Does PCI Compliance Create a False Sense of Security?

The newspaper headlines tell chilling stories of thousands, even millions, of credit card records being stolen by hackers or insiders. What’s really frightening is that many of the businesses involved passed their security audits – meaning that many were considered PCI (Payment Card Industry) compliant.

But before you start questioning the value of these compliance initiatives, it’s critical to understand what went wrong, and what can be done to protect your customer’s data and keep your business out of the headlines.

In this three-part series we’ll examine some of the lessons learned and expose some of the myths about compliance and security and how to achieve both.

Compliant yet vulnerable

The first and most important lesson, echoed in the headlines, is that compliance does not equal security. A prime example is the retail supermarket and grocery organization that passed an American Express audit and assumed it was secure.

It came as a complete surprise to the company when it learned that 11 out of 14 stores had been compromised by an outsider. For nearly two months every credit card transaction at these locations was captured and forwarded overseas. And it didn’t take long to discover the source of the stolen information once the fraud was detected.

Being compliant was a “get out of jail card” for this company, but it certainly wasn’t free. The merchant was able to avoid the $7 million PCI-DSS fine, but was on the hook for nearly $500,000 in consulting fees, mandated audits and new network and security infrastructure.

This company will likely be held responsible for a significant portion of the $1.5 million stolen in credit card fraud. And this doesn’t begin to address the loss of revenue resulting from the negative publicity.

The lesson? Achieving network and data security is the real objective -- and compliance will follow.

Compliance mandates embody numerous well-established “best practices” for network security. They force you to think critically and objectively about your business, employees, policies, procedures and systems. It’s important that you identify where sensitive data is collected, how it’s processed and transmitted, where it’s stored and who has access to it at any number of points.

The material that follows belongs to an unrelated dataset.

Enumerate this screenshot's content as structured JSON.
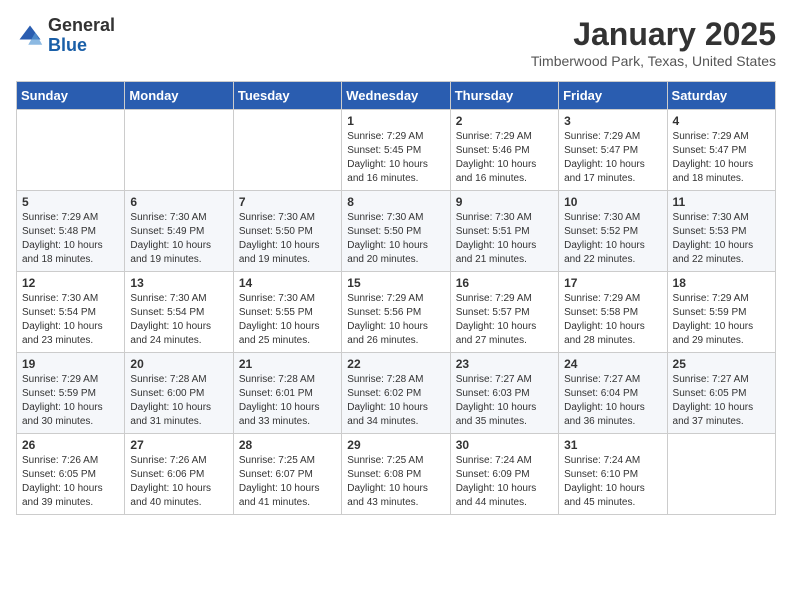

Taking appropriate network and data security measures, like many aspects of running a business, is a risk management/risk aversion equation. We buy fire insurance, but perhaps not flood insurance. That decision is based on a risk assessment and the fact that you simply cannot insure against everything.

Security is no different. The PCI-DSS (Payment Card Industry-Data Security Standard) regulations and others were born out of necessity when it became obvious that there was a general lack of understanding and agreement on what’s prudent -- and that the consequences of inadequate protection are too severe.

Security life cycle: prevention, detection, response

Understanding the core principals of the network security life cycle will provide you with a deeper understanding of the true intent and objectives of the regulations, and a solid foundation from which to meet them. The core components of the security life cycle are prevention, detection and response.

Prevention: Significant emphasis is placed on prevention, both within the security life cycle and within the compliance initiatives. Elements of prevention include requirements to use strong passwords, change vendor default passwords, encrypt sensitive data, restrict physical access, implement antivirus, conduct vulnerability scans and maintain updated/patched operating systems and applications. These defensive measures, all aimed at preventing a breach, represent a practical security strategy and all map to specific targets within the compliance initiatives.

Detection: While prevention techniques, policies and products play a significant role, none can guarantee that a breach will not occur. There is no product or technique that can ensure complete security, so detection via continuous monitoring plays a critical role in the security life cycle – it’s the early warning system. Is someone attempting to gain access, or worse, has someone already gained access to your network? The sooner you can answer that question, the greater the opportunity to prevent a successful breach.

Response: Most network and security professionals acknowledge that it’s not a question of “if” but “when” an incident will occur. With reasonable prevention systems and procedures, including real-time monitoring and analysis, you’re in the strongest possible position to respond, but it’s still critical to prepare and anticipate.

Your incident response plan begins with the system knowledge you acquire as you implement a prevention system, it’s enhanced by having a detection process that can provide timely and meaningful information, and capped by knowing where, how and who to involve in the response.

For more on how to implement the security life cycle, there is a wealth of free information available from organizations such as NIST, SANS and GIAC, to name a few.

The key here is that you must approach compliance with a “security first” perspective, recognizing that it’s a process not a product. Genuine network security comes from a combination of best practices, education, enforcement and most of all constant vigilance. “Checkbox compliance,” where the goal is simply to pass an audit, is a high-risk gamble where the stakes may be nothing less than the life of your business.

Michael Maloof is chief technology officer at TriGeo Network Security.